I can't believe it but we actually made a batch of homemade marshmallows today. The other night I was looking through the guide channel and saw that Alton Brown was doing a show on making homemade marshmallows. I couldn't figure out how the heck you could do that so I set up to record it. I'd forgotten about it but my wife and son watched it last night. I was surprised but she said that it doesn't look that hard. My son has been bugging me ever since so a little while ago I went to the food network site and got the recipe. To my surprise we had almost everything we needed in the house and what I didn't have I ran to the store and got. Let me just say one thing... It's SIMPLE! I haven't tried the final product yet because once they're made you have to spread them into a pan and let them set for about four hours and then cut them into strips and then squares with a pizza cutter. But sampling the goo left in the bowl and on the spoons once they were in the pan told me that they are fantastic.
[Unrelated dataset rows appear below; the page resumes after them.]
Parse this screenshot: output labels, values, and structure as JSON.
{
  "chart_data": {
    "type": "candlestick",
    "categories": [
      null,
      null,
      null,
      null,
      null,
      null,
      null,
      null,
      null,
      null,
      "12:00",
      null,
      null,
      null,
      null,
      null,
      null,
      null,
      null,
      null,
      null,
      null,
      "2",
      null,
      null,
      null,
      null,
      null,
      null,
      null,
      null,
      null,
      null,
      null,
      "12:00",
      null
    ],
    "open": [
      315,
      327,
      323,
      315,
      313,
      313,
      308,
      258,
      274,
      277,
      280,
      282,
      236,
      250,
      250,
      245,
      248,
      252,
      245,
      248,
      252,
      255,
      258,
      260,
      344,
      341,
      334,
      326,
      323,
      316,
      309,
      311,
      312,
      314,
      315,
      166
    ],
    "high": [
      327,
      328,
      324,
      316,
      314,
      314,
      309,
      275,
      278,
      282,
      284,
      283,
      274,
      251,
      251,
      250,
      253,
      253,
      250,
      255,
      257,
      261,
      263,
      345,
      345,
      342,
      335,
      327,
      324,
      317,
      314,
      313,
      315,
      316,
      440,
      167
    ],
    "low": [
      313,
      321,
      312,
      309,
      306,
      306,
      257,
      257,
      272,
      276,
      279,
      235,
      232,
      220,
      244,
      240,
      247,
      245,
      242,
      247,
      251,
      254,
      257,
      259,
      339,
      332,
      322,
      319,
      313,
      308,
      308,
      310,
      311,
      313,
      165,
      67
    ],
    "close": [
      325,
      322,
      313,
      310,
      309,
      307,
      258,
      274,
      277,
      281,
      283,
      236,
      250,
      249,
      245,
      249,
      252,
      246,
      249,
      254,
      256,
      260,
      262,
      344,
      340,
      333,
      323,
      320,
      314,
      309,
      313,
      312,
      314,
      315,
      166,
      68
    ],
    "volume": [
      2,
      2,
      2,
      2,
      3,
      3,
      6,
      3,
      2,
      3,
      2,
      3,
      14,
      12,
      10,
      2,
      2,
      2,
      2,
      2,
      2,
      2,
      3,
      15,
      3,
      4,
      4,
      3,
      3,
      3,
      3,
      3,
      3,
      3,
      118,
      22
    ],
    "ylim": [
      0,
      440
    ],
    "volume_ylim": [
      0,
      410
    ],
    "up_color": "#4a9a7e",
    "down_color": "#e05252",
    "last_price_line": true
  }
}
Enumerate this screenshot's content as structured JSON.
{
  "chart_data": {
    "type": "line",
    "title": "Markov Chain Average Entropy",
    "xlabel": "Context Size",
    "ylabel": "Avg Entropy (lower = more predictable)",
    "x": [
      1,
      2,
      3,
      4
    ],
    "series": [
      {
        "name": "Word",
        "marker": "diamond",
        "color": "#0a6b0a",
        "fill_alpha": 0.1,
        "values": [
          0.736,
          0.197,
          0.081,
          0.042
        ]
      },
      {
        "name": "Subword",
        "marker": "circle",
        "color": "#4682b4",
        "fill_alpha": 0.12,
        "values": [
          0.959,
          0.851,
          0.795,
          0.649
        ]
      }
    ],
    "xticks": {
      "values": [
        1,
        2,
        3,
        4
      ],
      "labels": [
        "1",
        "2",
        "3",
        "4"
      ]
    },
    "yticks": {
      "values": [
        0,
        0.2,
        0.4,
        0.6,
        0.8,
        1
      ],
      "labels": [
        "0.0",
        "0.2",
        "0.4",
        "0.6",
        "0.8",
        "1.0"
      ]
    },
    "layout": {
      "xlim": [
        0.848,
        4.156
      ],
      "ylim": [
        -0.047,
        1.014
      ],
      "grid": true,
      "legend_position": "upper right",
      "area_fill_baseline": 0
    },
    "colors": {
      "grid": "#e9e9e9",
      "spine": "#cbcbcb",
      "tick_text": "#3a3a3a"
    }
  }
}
I can't wait to try a batch of Rice Crispy treats with these buggers. I'll never look at a marshmallow the same way again.  If you'd like to try it, go to foodnetwork.com and do a search for "marshmallow alton brown" and you'll find the recipe.


----------



## jpollman (Jan 14, 2001)

OMG these things are just too good! 

We just finished cutting thum up. From here on out, marshmallows from the store just won't cut it.  If you like marshmallows give this a try. You won't be sorry.

John


----------



## Frantz (Dec 9, 2003)

http://www.foodnetwork.com/food/recipes/recipe/0,,FOOD_9936_88610,00.html


----------



## Slick fishing (Sep 25, 2002)

All right John you got me wanting to try it, I wont be surprised if I dont have that episode tivo'd of good eats I will have to go check.. Cya Slick


----------